Dans ce poème en trois strophes inégales, Baudelaire nous expose la lourdeur de son passé. Evoqué réellement et métaphoriquement, ce dernier prend l’aspect d’une mort omniprésente. Immobile et figé, le poète n’est déjà plus vivant, exclu du monde, solitaire et abandonné. Cet état provient de son ennui, son inaction qui le poussent à réfléchir douloureusement à son passé. (reprise des conclusions partielles et réponse à l’annonce de plan).

Par l’utilisation du présent, l’implication personnelle du poète et des images frappantes, hyperboliques, le lecteur ressent avec intensité le mal de vivre baudelairien. Ce dernier paraît inéluctable et répétitif, comme une prison l’enfermant. (réponse à la problématique)

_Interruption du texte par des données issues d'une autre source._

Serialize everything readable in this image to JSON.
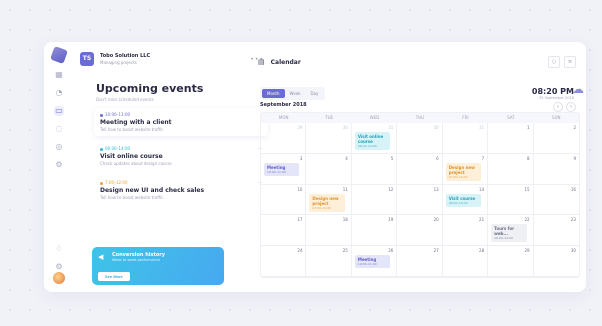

Ce poème nous renseigne sur la vie difficile de Baudelaire, poète, sans argent, dépressif, qui tire de ces moments de désespoir l’inspiration pour ses textes les plus sombres. L’impression d’emprisonnement caractérise ses états, comme dans un autre Spleen (« Quand le ciel bas et lourd.. », LXII). (ouverture)

(Conclusion en quatre parties avec réponse à l’annonce de plan, réponse à la problématique, et ouverture)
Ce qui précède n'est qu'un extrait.